Christi: If you’re doing this for artistic or social commentary purposes you might have a Fair Use argument that would excuse the infringement.
Or if you’re teaching a class. If someone’s teaching a class about video production and proper techniques, of you know, how to edit a video say for example or how to how to shoot great landscape shots of Raleigh and they download my footage from YouTube, and they’re showing that, maybe they’ve edited it. Maybe they haven’t, but they’re showing that in their class. This is what you do this is how you do it. That’s okay?
Tony: Well, it might be now. But what if you have a licensing practice, where I have an educator’s rate, that if you want to use as part of your teaching in class, you pay me ten dollars per click or whatever. Fair Use is very fact dependent and people again like to talk about Fair Use a lot. Very rarely is it worth litigating. The most interesting corporate cases are quite often exactly that, transformative artistic Fair Use. But there are more difficult cases in the commercial context.

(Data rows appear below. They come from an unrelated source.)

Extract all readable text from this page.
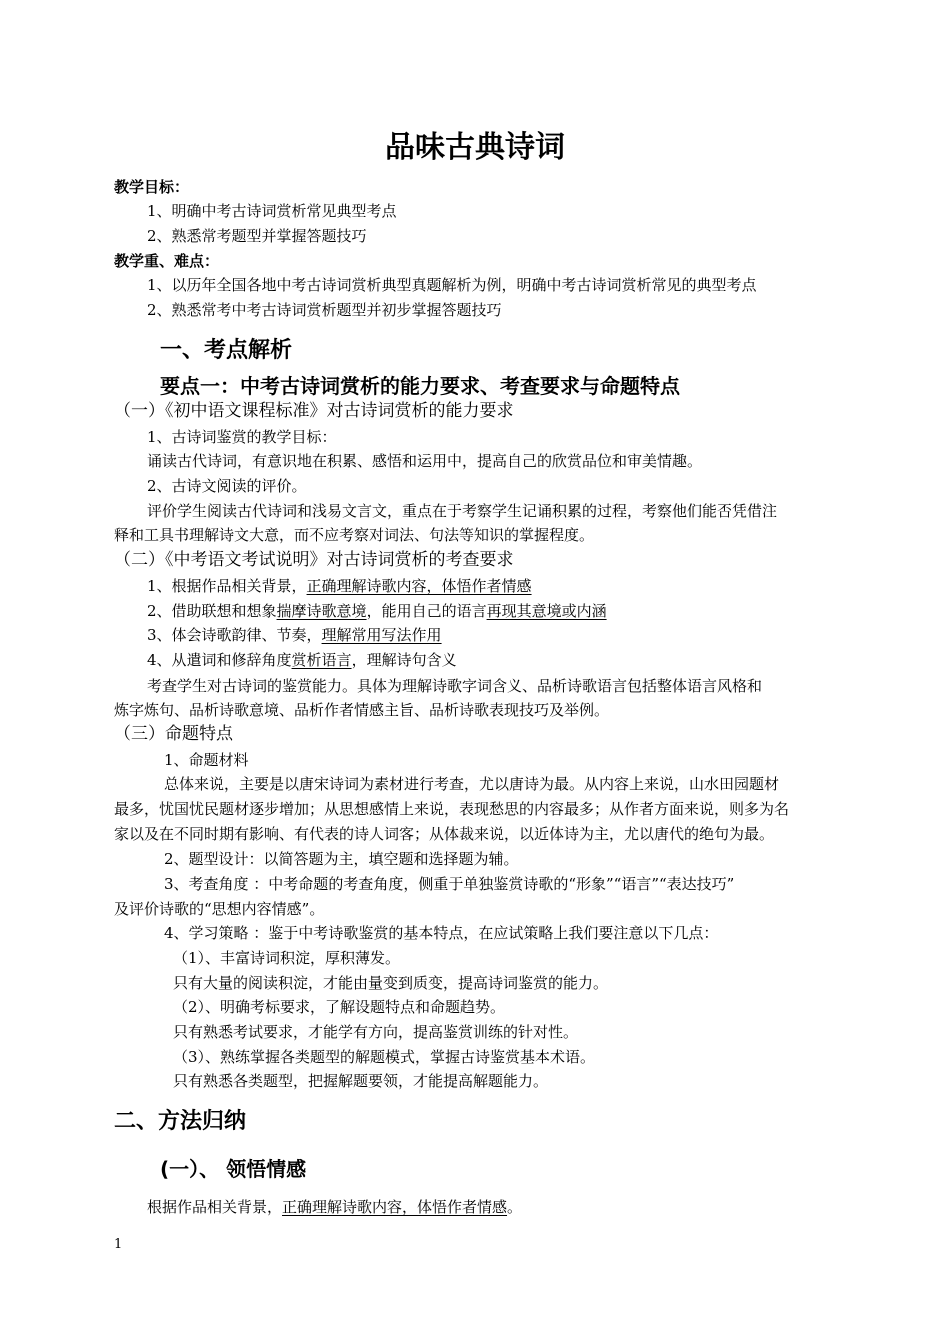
品味古典诗词
教学目标：
1、明确中考古诗词赏析常见典型考点
2、熟悉常考题型并掌握答题技巧
教学重、难点：
1、以历年全国各地中考古诗词赏析典型真题解析为例，明确中考古诗词赏析常见的典型考点
2、熟悉常考中考古诗词赏析题型并初步掌握答题技巧
一、考点解析
要点一：中考古诗词赏析的能力要求、考查要求与命题特点
（一）《初中语文课程标准》对古诗词赏析的能力要求
1、古诗词鉴赏的教学目标：
诵读古代诗词，有意识地在积累、感悟和运用中，提高自己的欣赏品位和审美情趣。
2、古诗文阅读的评价。
评价学生阅读古代诗词和浅易文言文，重点在于考察学生记诵积累的过程，考察他们能否凭借注
释和工具书理解诗文大意，而不应考察对词法、句法等知识的掌握程度。
（二）《中考语文考试说明》对古诗词赏析的考查要求
1、根据作品相关背景，正确理解诗歌内容，体悟作者情感
2、借助联想和想象揣摩诗歌意境，能用自己的语言再现其意境或内涵
3、体会诗歌韵律、节奏，理解常用写法作用
4、从遣词和修辞角度赏析语言，理解诗句含义
考查学生对古诗词的鉴赏能力。具体为理解诗歌字词含义、品析诗歌语言包括整体语言风格和
炼字炼句、品析诗歌意境、品析作者情感主旨、品析诗歌表现技巧及举例。
（三）命题特点
1、命题材料
总体来说，主要是以唐宋诗词为素材进行考查，尤以唐诗为最。从内容上来说，山水田园题材
最多，忧国忧民题材逐步增加；从思想感情上来说，表现愁思的内容最多；从作者方面来说，则多为名
家以及在不同时期有影响、有代表的诗人词客；从体裁来说，以近体诗为主，尤以唐代的绝句为最。
2、题型设计：以简答题为主，填空题和选择题为辅。
3、考查角度 ：中考命题的考查角度，侧重于单独鉴赏诗歌的“形象”“语言”“表达技巧”
及评价诗歌的“思想内容情感”。
4、学习策略 ：鉴于中考诗歌鉴赏的基本特点，在应试策略上我们要注意以下几点：
（1）、丰富诗词积淀，厚积薄发。
只有大量的阅读积淀，才能由量变到质变，提高诗词鉴赏的能力。
（2）、明确考标要求，了解设题特点和命题趋势。
只有熟悉考试要求，才能学有方向，提高鉴赏训练的针对性。
（3）、熟练掌握各类题型的解题模式，掌握古诗鉴赏基本术语。
只有熟悉各类题型，把握解题要领，才能提高解题能力。
二、方法归纳
(一）、 领悟情感
根据作品相关背景，正确理解诗歌内容，体悟作者情感。
1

Christi: Is there anything you feel like we didn’t get into, that might be helpful for creative professionals, just to keep in mind when they are out there producing work and either selling it or posting it on their own social media sites, YouTube, etc., they need to remember?

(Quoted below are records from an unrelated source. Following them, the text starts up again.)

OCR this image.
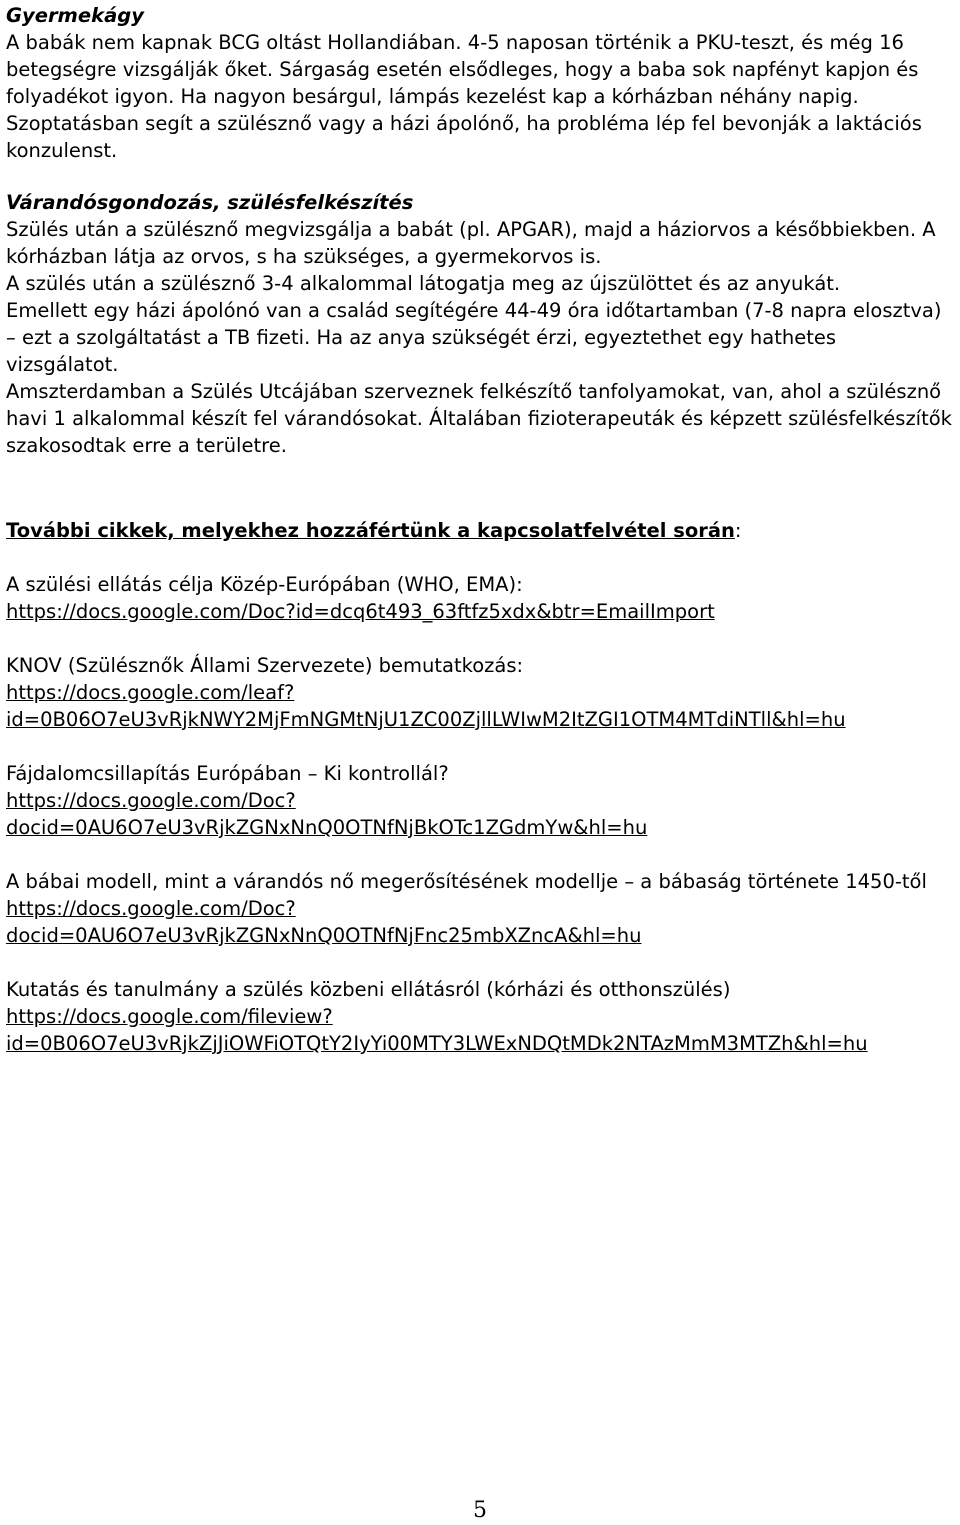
Gyermekágy

A babák nem kapnak BCG oltást Hollandiában. 4-5 naposan történik a PKU-teszt, és még 16 betegségre vizsgálják őket. Sárgaság esetén elsődleges, hogy a baba sok napfényt kapjon és folyadékot igyon. Ha nagyon besárgul, lámpás kezelést kap a kórházban néhány napig. Szoptatásban segít a szülésznő vagy a házi ápolónő, ha probléma lép fel bevonják a laktációs konzulenst.

Várandósgondozás, szülésfelkészítés

Szülés után a szülésznő megvizsgálja a babát (pl. APGAR), majd a háziorvos a későbbiekben. A kórházban látja az orvos, s ha szükséges, a gyermekorvos is.

A szülés után a szülésznő 3-4 alkalommal látogatja meg az újszülöttet és az anyukát.

Emellett egy házi ápolónó van a család segítégére 44-49 óra időtartamban (7-8 napra elosztva) – ezt a szolgáltatást a TB fizeti. Ha az anya szükségét érzi, egyeztethet egy hathetes vizsgálatot.

Amszterdamban a Szülés Utcájában szerveznek felkészítő tanfolyamokat, van, ahol a szülésznő havi 1 alkalommal készít fel várandósokat. Általában fizioterapeuták és képzett szülésfelkészítők szakosodtak erre a területre.

További cikkek, melyekhez hozzáfértünk a kapcsolatfelvétel során:

A szülési ellátás célja Közép-Európában (WHO, EMA):

https://docs.google.com/Doc?id=dcq6t493_63ftfz5xdx&btr=EmailImport

KNOV (Szülésznők Állami Szervezete) bemutatkozás:

https://docs.google.com/leaf?
id=0B06O7eU3vRjkNWY2MjFmNGMtNjU1ZC00ZjllLWIwM2ItZGI1OTM4MTdiNTll&hl=hu

Fájdalomcsillapítás Európában – Ki kontrollál?

https://docs.google.com/Doc?
docid=0AU6O7eU3vRjkZGNxNnQ0OTNfNjBkOTc1ZGdmYw&hl=hu

A bábai modell, mint a várandós nő megerősítésének modellje – a bábaság története 1450-től

https://docs.google.com/Doc?
docid=0AU6O7eU3vRjkZGNxNnQ0OTNfNjFnc25mbXZncA&hl=hu

Kutatás és tanulmány a szülés közbeni ellátásról (kórházi és otthonszülés)

https://docs.google.com/fileview?
id=0B06O7eU3vRjkZjJiOWFiOTQtY2IyYi00MTY3LWExNDQtMDk2NTAzMmM3MTZh&hl=hu
5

Tony: One thing we haven’t touched on, one thing that I think bears repeating. If you’re in the work of selling copyrightable content, to include video content, and that’s where everything is going towards, video, and you have a work that you want to sell more than once. Particularly if you think it has mass retail legs, or any significant repeat use, you really ought to register the works. Something we haven’t talked about, is when it comes time to enforce your copyright, is a substantial difference in your rights, your enforcement rights. If the work was registered. Prior to that infringer’s first act of infringement. The thing is, is that you have to register a work before suing the infringer. It’s a prerequisite to get at a federal court. But if that work was registered prior to that infringers first active infringement, you’re in a significantly better position to enforce your works, much more remedies. The last thing, just to repeat, whenever you’re working in this area, it really pays dividends to reduce to writing what the agreement and mutual expectations are, because intellectual property, particularly on the copyright side, is very susceptible to, “he said, she said” and just simple misunderstandings about what each side thought the other would, or could do with the works.
Christi: Thank you very much for joining us, we really appreciate you sharing that insight with us and I’m sure, hopefully, this will prevent issues within our community in the future.
Tony: You’re very welcome. Thank you for having me.